Unconventional Reading

Shelley Evans-Marshall was teaching ninth-grade at Tippecanoe High School in 2001 when she asked her students to select a book from the American Library Association’s list of the 100 “most challenged books in the United States.”

Many students chose “Heather Has Two Mommies,” by Leslea Newman. It is a children’s novel that talks about families with stepparents, single-parents and same-sex couples. She also assigned Hermann Hesse’s “Siddhartha,” the classic novel that has themes of spirituality, Buddhism, romantic relationships and personal growth.

Though "Siddhartha" was already on the approved reading list, parent’s objected to their children reading the novel, as well as "Heather Has Two Mommies," at a school board meeting. Evans-Marshall spoke out against the controversy and her relationship with the principal became tense. The principal recommended not to renew her contract and the school board agreed with “refuse to communicate with the administration and refused to be a team player” as the reason.

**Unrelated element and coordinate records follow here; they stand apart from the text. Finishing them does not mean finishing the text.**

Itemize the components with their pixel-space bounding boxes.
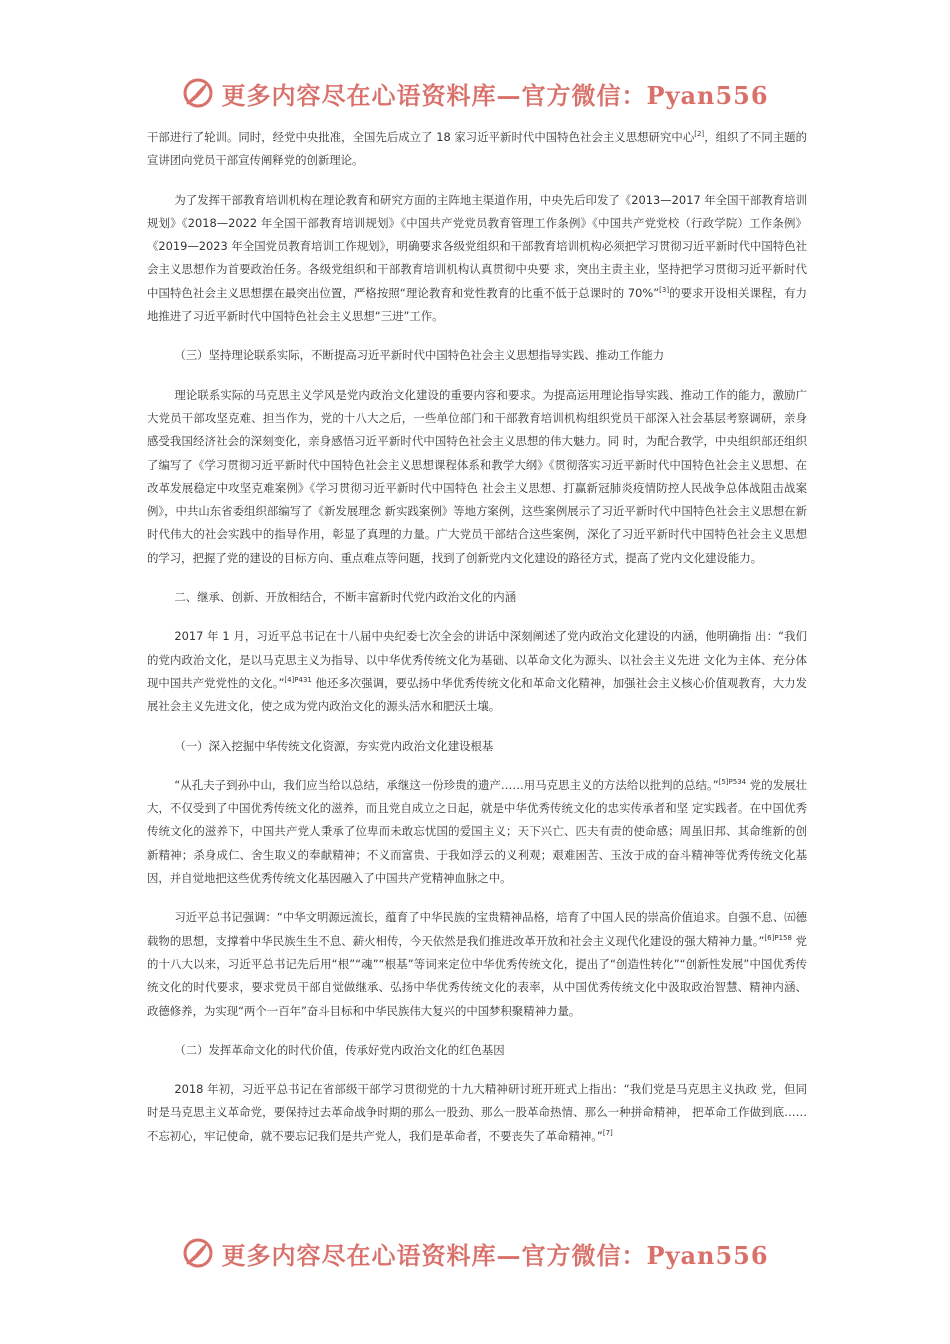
section-heading: （一）深入挖掘中华传统文化资源，夯实党内政治文化建设根基	[174, 738, 494, 753]
citation: [4]P431	[284, 676, 312, 685]
banner-text: 更多内容尽在心语资料库—官方微信：Pyan556	[221, 1240, 769, 1270]
banner-text: 更多内容尽在心语资料库—官方微信：Pyan556	[221, 80, 769, 110]
footer-watermark-banner	[0, 1228, 950, 1278]
document-body	[147, 126, 807, 1164]
section-heading: （二）发挥革命文化的时代价值，传承好党内政治文化的红色基因	[174, 1042, 505, 1057]
citation: [6]P158	[764, 933, 792, 942]
paragraph: 2018 年初，习近平总书记在省部级干部学习贯彻党的十九大精神研讨班开班式上指出：“我们党是马克思主义执政 党，但同时是马克思主义革命党，要保持过去革命战争时期的那么一股劲、那么一股革命热情、那么一种拼命精神， 把革命工作做到底……不忘初心，牢记使命，就不要忘记我们是共产党人，我们是革命者，不要丧失了革命精神。”[7]	[147, 1082, 807, 1143]
citation: [5]P534	[718, 778, 747, 787]
header-watermark-banner	[0, 68, 950, 118]
paragraph: 2017 年 1 月，习近平总书记在十八届中央纪委七次全会的讲话中深刻阐述了党内政治文化建设的内涵，他明确指 出：“我们的党内政治文化，是以马克思主义为指导、以中华优秀传统文化为基础、以革命文化为源头、以社会主义先进 文化为主体、充分体现中国共产党党性的文化。”$^{[4]P431}$ 他还多次强调，要弘扬中华优秀传统文化和革命文化精神，加强社会主义核心价值观教育，大力发展社会主义先进文化，使之成为党内政治文化的源头活水和肥沃土壤。	[147, 629, 808, 714]
paragraph: 理论联系实际的马克思主义学风是党内政治文化建设的重要内容和要求。为提高运用理论指导实践、推动工作的能力，激励广大党员干部攻坚克难、担当作为，党的十八大之后，一些单位部门和干部教育培训机构组织党员干部深入社会基层考察调研，亲身感受我国经济社会的深刻变化，亲身感悟习近平新时代中国特色社会主义思想的伟大魅力。同 时，为配合教学，中央组织部还组织了编写了《学习贯彻习近平新时代中国特色社会主义思想课程体系和教学大纲》《贯彻落实习近平新时代中国特色社会主义思想、在改革发展稳定中攻坚克难案例》《学习贯彻习近平新时代中国特色 社会主义思想、打赢新冠肺炎疫情防控人民战争总体战阻击战案例》，中共山东省委组织部编写了《新发展理念 新实践案例》等地方案例，这些案例展示了习近平新时代中国特色社会主义思想在新时代伟大的社会实践中的指导作用，彰显了真理的力量。广大党员干部结合这些案例，深化了习近平新时代中国特色社会主义思想的学习，把握了党的建设的目标方向、重点难点等问题，找到了创新党内文化建设的路径方式，提高了党内文化建设能力。	[147, 387, 807, 565]
paragraph: 为了发挥干部教育培训机构在理论教育和研究方面的主阵地主渠道作用，中央先后印发了《2013—2017 年全国干部教育培训规划》《2018—2022 年全国干部教育培训规划》《中国共产党党员教育管理工作条例》《中国共产党党校（行政学院）工作条例》《2019—2023 年全国党员教育培训工作规划》，明确要求各级党组织和干部教育培训机构必须把学习贯彻习近平新时代中国特色社会主义思想作为首要政治任务。各级党组织和干部教育培训机构认真贯彻中央要 求，突出主责主业，坚持把学习贯彻习近平新时代中国特色社会主义思想摆在最突出位置，严格按照“理论教育和党性教育的比重不低于总课时的 70%”[3]的要求开设相关课程，有力地推进了习近平新时代中国特色社会主义思想“三进”工作。	[147, 192, 807, 324]
citation: [2]	[694, 130, 705, 139]
citation: [3]	[659, 285, 670, 294]
citation: [7]	[602, 1128, 613, 1137]
pen-leaf-logo-icon	[181, 1236, 215, 1270]
pen-leaf-logo-icon	[181, 76, 215, 110]
paragraph: 习近平总书记强调：“中华文明源远流长，蕴育了中华民族的宝贵精神品格，培育了中国人民的崇高价值追求。自强不息、㈤德载物的思想，支撑着中华民族生生不息、薪火相传，今天依然是我们推进改革开放和社会主义现代化建设的强大精神力量。”$^{[6]P158}$ 党的十八大以来，习近平总书记先后用“根”“魂”“根基”等词来定位中华优秀传统文化，提出了“创造性转化”“创新性发展”中国优秀传统文化的时代要求，要求党员干部自觉做继承、弘扬中华优秀传统文化的表率，从中国优秀传统文化中汲取政治智慧、精神内涵、政德修养，为实现“两个一百年”奋斗目标和中华民族伟大复兴的中国梦积聚精神力量。	[147, 910, 807, 1018]
paragraph: “从孔夫子到孙中山，我们应当给以总结，承继这一份珍贵的遗产……用马克思主义的方法给以批判的总结。”$^{[5]P534}$ 党的发展壮大，不仅受到了中国优秀传统文化的滋养，而且党自成立之日起，就是中华优秀传统文化的忠实传承者和坚 定实践者。在中国优秀传统文化的滋养下，中国共产党人秉承了位卑而未敢忘忧国的爱国主义；天下兴亡、匹夫有责的使命感；周虽旧邦、其命维新的创新精神；杀身成仁、舍生取义的奉献精神；不义而富贵、于我如浮云的义利观；艰难困苦、玉汝于成的奋斗精神等优秀传统文化基因，并自觉地把这些优秀传统文化基因融入了中国共产党精神血脉之中。	[147, 777, 807, 886]
paragraph: 干部进行了轮训。同时，经党中央批准，全国先后成立了 18 家习近平新时代中国特色社会主义思想研究中心[2]，组织了不同主题的宣讲团向党员干部宣传阐释党的创新理论。	[147, 130, 807, 168]
section-heading: 二、继承、创新、开放相结合，不断丰富新时代党内政治文化的内涵	[174, 590, 517, 605]
section-heading: （三）坚持理论联系实际，不断提高习近平新时代中国特色社会主义思想指导实践、推动工作能力	[174, 348, 665, 363]
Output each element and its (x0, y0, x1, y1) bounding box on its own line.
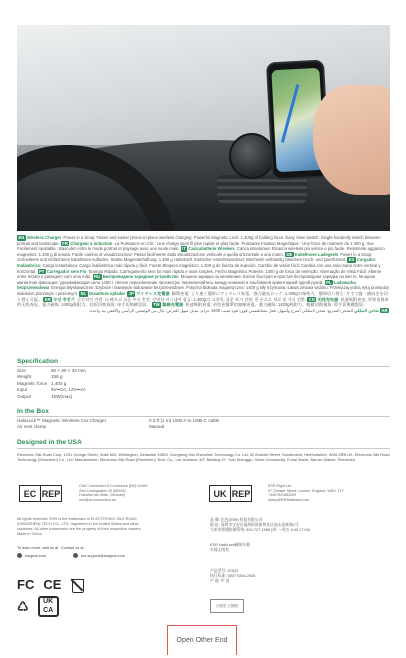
title-ar: شاحن لاسلكي (354, 307, 379, 313)
cn-detail-row (210, 579, 255, 584)
model-label: 产品型号: (210, 569, 227, 573)
globe-icon (17, 553, 22, 558)
lang-tag-pl: PL (326, 279, 332, 285)
lang-tag-de: DE (286, 251, 293, 257)
text-es: Carga instantánea: Carga inalámbrica más rápida y fácil. Fuerte Bloqueo magnético: 1.400 g de fuerza de sujeción. Cambio de visión fácil: Cambia con una sola mano entre vertical y horizontal. (17, 262, 381, 274)
title-pt: Carregador sem Fio (46, 268, 87, 274)
text-jp: 瞬間充電: より速く簡単にワイヤレス充電。強力磁気ロック: 1,400gの保持力。簡単切り替え: 片手で縦・横向きを切り替え可能。 (17, 290, 388, 302)
text-pl: Energia Błyskawicznie: Szybsze i łatwiejsze ładowanie bezprzewodowe. Potężna blokada magnetyczna: 1400 g siły trzymania. Łatwa zmiana widoku: Przełączaj jedną ręką pomiędzy widokiem pionowym i poziomym. (17, 285, 390, 296)
inbox-col-left (17, 418, 106, 429)
inbox-item: Air vent clamp (17, 423, 47, 429)
title-jp: ワイヤレス充電器 (136, 290, 170, 296)
title-cn: 无线充电器 (317, 296, 339, 302)
multilingual-description (17, 235, 390, 313)
lang-tag-it: IT (182, 246, 186, 252)
website-link[interactable]: esrgear.com (25, 553, 46, 558)
text-fr: La Puissance en Clic : Une charge sans fil plus rapide et plus facile. Puissante Fixation Magnétique : Une force de maintien de 1 400 g. Vue Facilement Ajustable : Basculez entre le mode portrait et paysage avec une seule main. (17, 240, 374, 252)
certification-marks (17, 576, 84, 593)
recycle-icon: ♺ (17, 598, 29, 614)
inbox-title: In the Box (17, 408, 49, 415)
lang-tag-kr: KR (44, 296, 51, 302)
contact-line (17, 546, 84, 550)
contact-links (17, 553, 125, 558)
lang-tag-es: ES (348, 257, 355, 263)
cn-line: 大州市影搜影城系统: 400-727-1966 (周一~周五 9:00-17:00) (210, 528, 311, 532)
lang-tag-tw: TW (153, 302, 160, 308)
spec-table (17, 368, 86, 400)
std-label: 执行标准: (210, 574, 227, 578)
ec-rep-mark (19, 485, 62, 502)
cn-line: 车载无线充 (210, 548, 229, 552)
ukca-bottom: CA (43, 606, 54, 614)
origin-label: 产 地: (210, 579, 220, 583)
text-en: Power in a Snap: Faster and easier phone-in-place wireless charging. Powerful Magnetic Lock: 1,400g of holding force. Easy View Switch: Single-handedly switch between portrait and landscape. (17, 235, 381, 246)
origin-value: 中 国 (220, 579, 230, 583)
cn-product-details (210, 569, 255, 584)
spec-value: 9V⎓2A, 12V⎓2A (51, 387, 86, 393)
charger-graphic (229, 133, 275, 179)
rights-text: All rights reserved. ESR is the trademark of ELECTRONIC SILK ROAD (SHENZHEN) TECH CO., LTD. registered in the United States and other countries. All other trademarks are the property of their respective owners. Made in China. (17, 517, 142, 536)
spec-value: 90 × 80 × 32 mm (51, 368, 86, 373)
title-nl: Draadloze oplader (88, 290, 126, 296)
lang-tag-ru: RU (94, 274, 101, 280)
lang-tag-en: EN (18, 235, 25, 240)
weee-bin-icon (70, 576, 84, 593)
rep-label: REP (230, 486, 251, 501)
title-de: Kabelloses Ladegerät (294, 251, 339, 257)
cn-product-name (210, 543, 250, 553)
inbox-item: 0.3 ft (1 m) USB-A to USB-C cable (149, 418, 220, 423)
divider (17, 448, 390, 449)
spec-key: Weight (17, 374, 32, 380)
product-photo (17, 25, 390, 231)
spec-value: 156 g (51, 374, 63, 380)
batch-label: 日期见 日期贴 (210, 599, 244, 613)
text-kr: 순간적인 전원: 더 빠르고 쉬운 무선 충전. 강력한 마그네틱 잠금: 1,400g의 고정력. 쉬운 보기 전환: 한 손으로 세로 및 가로 전환. (76, 296, 307, 302)
open-other-end-button[interactable]: Open Other End (167, 625, 237, 655)
text-ar: الشحن السريع: شحن لاسلكي أسرع وأسهل. قفل مغناطيسي قوي: قوة تثبيت 1400 جرام. تبديل سهل للعرض: بدّل بين الوضعين الرأسي والأفقي بيد واحدة. (88, 307, 353, 313)
uk-rep-address: ESR Right Ltd. 57 Chester Street, London, England, WW1 1YY +4407541583209 ukrep@ESRlinkmark.com (268, 484, 344, 502)
text-tw: 快速吸附充電: 更快更簡單的無線充電。強力磁吸: 1400g吸附力。輕鬆切換視角: 單手切換橫豎屏。 (185, 302, 368, 308)
uk-rep-mark (209, 485, 252, 502)
title-it: Caricabatterie Wireless (188, 246, 235, 252)
mail-icon (73, 553, 78, 558)
lang-tag-pt: PT (39, 268, 45, 274)
inbox-col-right (149, 418, 219, 429)
usa-legal-text: Electronic Silk Road Corp. 1201 Orange Street, Suite 600, Wilmington, Delaware 19801. Dongfeng Silu Shenzhen Technology Co. Ltd. 52 Arundel Street, Sunderland, Hertfordshire, WD6 2RB UK. Electronic Silk Road Technology (Shenzhen) Co., Ltd. Manufacturer: Electronic Silk Road (Shenzhen) Tech. Co., Ltd. Address: 4/F, Building 47, Yufu Shenggu, Xinhe Community, Fuhai Street, Bao'an District, Shenzhen. (17, 452, 390, 463)
title-pl: Ładowarka bezprzewodowa (17, 279, 356, 291)
text-de: Power in a Snap: Schnelleres und einfacheres kabelloses Aufladen. Starke Magnetanhaftung: 1.400 g Haltekraft. Einfacher Ansichtswechsel: Wechseln einhändig zwischen Hoch- und Querformat. (17, 251, 373, 263)
lang-tag-ar: AR (381, 307, 388, 313)
divider (17, 416, 390, 417)
title-ru: Беспроводное зарядное устройство (102, 274, 179, 280)
lang-tag-jp: JP (128, 290, 134, 296)
spec-key: Input (17, 387, 28, 393)
rep-label: REP (40, 486, 61, 501)
uk-label: UK (213, 488, 227, 499)
package-insert (17, 25, 390, 619)
inbox-item: Manual (149, 423, 165, 429)
cn-company-info (210, 518, 390, 533)
contact-label: Contact us at (61, 546, 84, 550)
spec-key: Output (17, 393, 31, 399)
inbox-item: HaloLock™ Magnetic Wireless Car Charger (17, 418, 107, 423)
cn-line: 品 牌: 亿色(ESR) 科技有限公司 (210, 518, 263, 522)
lang-tag-nl: NL (80, 290, 87, 296)
title-kr: 무선 충전기 (53, 296, 75, 302)
std-value: GB/T 9254-2008 (227, 574, 256, 578)
text-it: Carica istantanea: Ricarica wireless più veloce e più facile. Resistente aggancio magnetico: 1.400 g di tenuta. Facile cambio di visualizzazione: Passa facilmente dalla visualizzazione verticale a quella orizzontale a una mano. (17, 246, 385, 257)
email-link[interactable]: esr-support@esrgear.com (80, 553, 125, 558)
title-fr: Chargeur à induction (70, 240, 113, 246)
fcc-mark: FC (17, 577, 35, 592)
learn-more-text: To learn more, visit us at (17, 546, 59, 550)
cn-line: 地 址: 深圳市宝安区福海街道新和社区福永星辉路1号 (210, 523, 299, 527)
title-es: Cargador Inalámbrico (17, 257, 376, 268)
ec-rep-address: C&E Connection E-Commerce (DE) GmbH Zum Linnegraben 20 (65933) Frankfurt am Main, Germany info@ce-connection.de (79, 484, 148, 502)
title-tw: 無線充電器 (162, 302, 184, 308)
ukca-top: UK (43, 598, 54, 606)
divider (17, 366, 390, 367)
lang-tag-cn: CN (308, 296, 315, 302)
text-ru: Мощная зарядка за мгновение: Более быстрая и простая беспроводная зарядка на месте. Мощная магнитная фиксация: удерживающая сила 1400 г. Легкое переключение просмотра: переключайтесь между книжной и альбомной ориентацией одной рукой. (17, 274, 376, 285)
certification-marks-row2 (17, 596, 59, 617)
spec-value: 1,400 g (51, 380, 67, 386)
usa-title: Designed in the USA (17, 439, 82, 446)
text-cn: 快速吸附充电: 更快更简单的无线充电。强力磁吸: 1400g吸附力。轻松切换视角: 单手切换横竖屏。 (17, 296, 389, 308)
title-en: Wireless Charger (26, 235, 62, 240)
ce-mark: CE (43, 577, 62, 592)
model-value: 2C522 (227, 569, 239, 573)
lang-tag-fr: FR (62, 240, 68, 246)
ukca-mark (38, 596, 59, 617)
spec-value: 15W(max) (51, 393, 73, 399)
text-pt: Energia Rápida: Carregamento sem fio mais rápido e mais simples. Fecho Magnético Potente: 1400 g de força de retenção. Alternação de Vista Fácil: Alterne entre retrato e paisagem com uma mão. (17, 268, 382, 280)
cn-line: ESR HaloLock磁吸车载 (210, 543, 250, 547)
ec-label: EC (23, 488, 37, 499)
spec-title: Specification (17, 358, 59, 365)
spec-key: Magnetic force (17, 380, 48, 386)
spec-key: Size (17, 368, 26, 373)
spec-row (17, 394, 86, 400)
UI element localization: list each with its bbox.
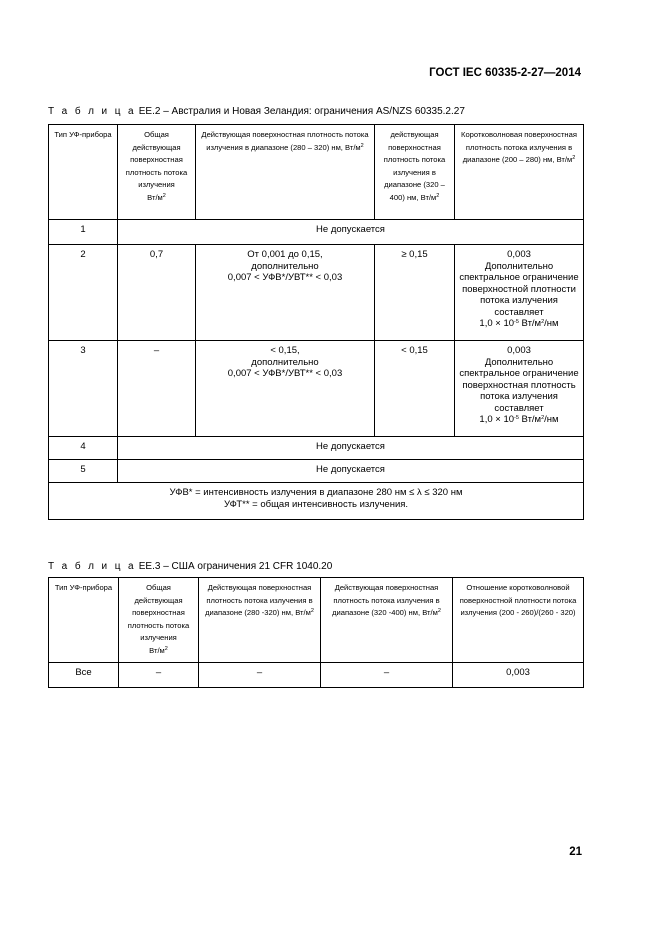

Evans-Marshall filed a lawsuit saying the non-renewal violated her First Amendment rights, since she believes her contract was terminated due to her unconventional reading choices. Last week in Ohio, the judge ruled in favor of the school board, stating it is doubted that the First Amendment even applies to a public school teacher’s decision on reading assignments (due to 2006 Supreme Court decision, Garcetti v. Ceballos).

Though this is an issue of academic freedom, it speaks volumes for how some parents and educators feel about their children learning about same-sex couples, single-parent and stepparent headed homes and non-Western religions and ideas. As a parent, how do you feel about Evans-Marshall’s reading selection for a ninth-grade class? Would you want to encourage or discourage your children from reading these kinds of novels? [Gay City News]

Posted: 8/15/08
toyah231

As an educator and mother, I feel our children should be exposed to as much diversity as possible. Everything should be age appropriate, but the parents need to do more to help thier children to understand that what is learned at the home, such as religion, morals, and cultural awareness, and what is learned outside the home are two things that can co-exist. I was raised by parents who were racists, and closed-minded to the core, but, my father always told me that everyone deserves respect until the individual gives a reason to loose respect. I have a deep respect for all cultures, religions, and everything that goes with humanity. This is what needs to be taught more than anything else... respect for others.

silly_girl

"refusing to be a team player" seems to be the politically correct term for "doesn't do exactly what the team leader says".

awareness and tolerance of other life situations and beliefs are often lacking in students and today as is evident in he increase in hate crimes and violent crimes commited by children and teens today. if information and education is power we do an injustice to our children by not gently exposing them to life's realities in reading matter designed for developing minds.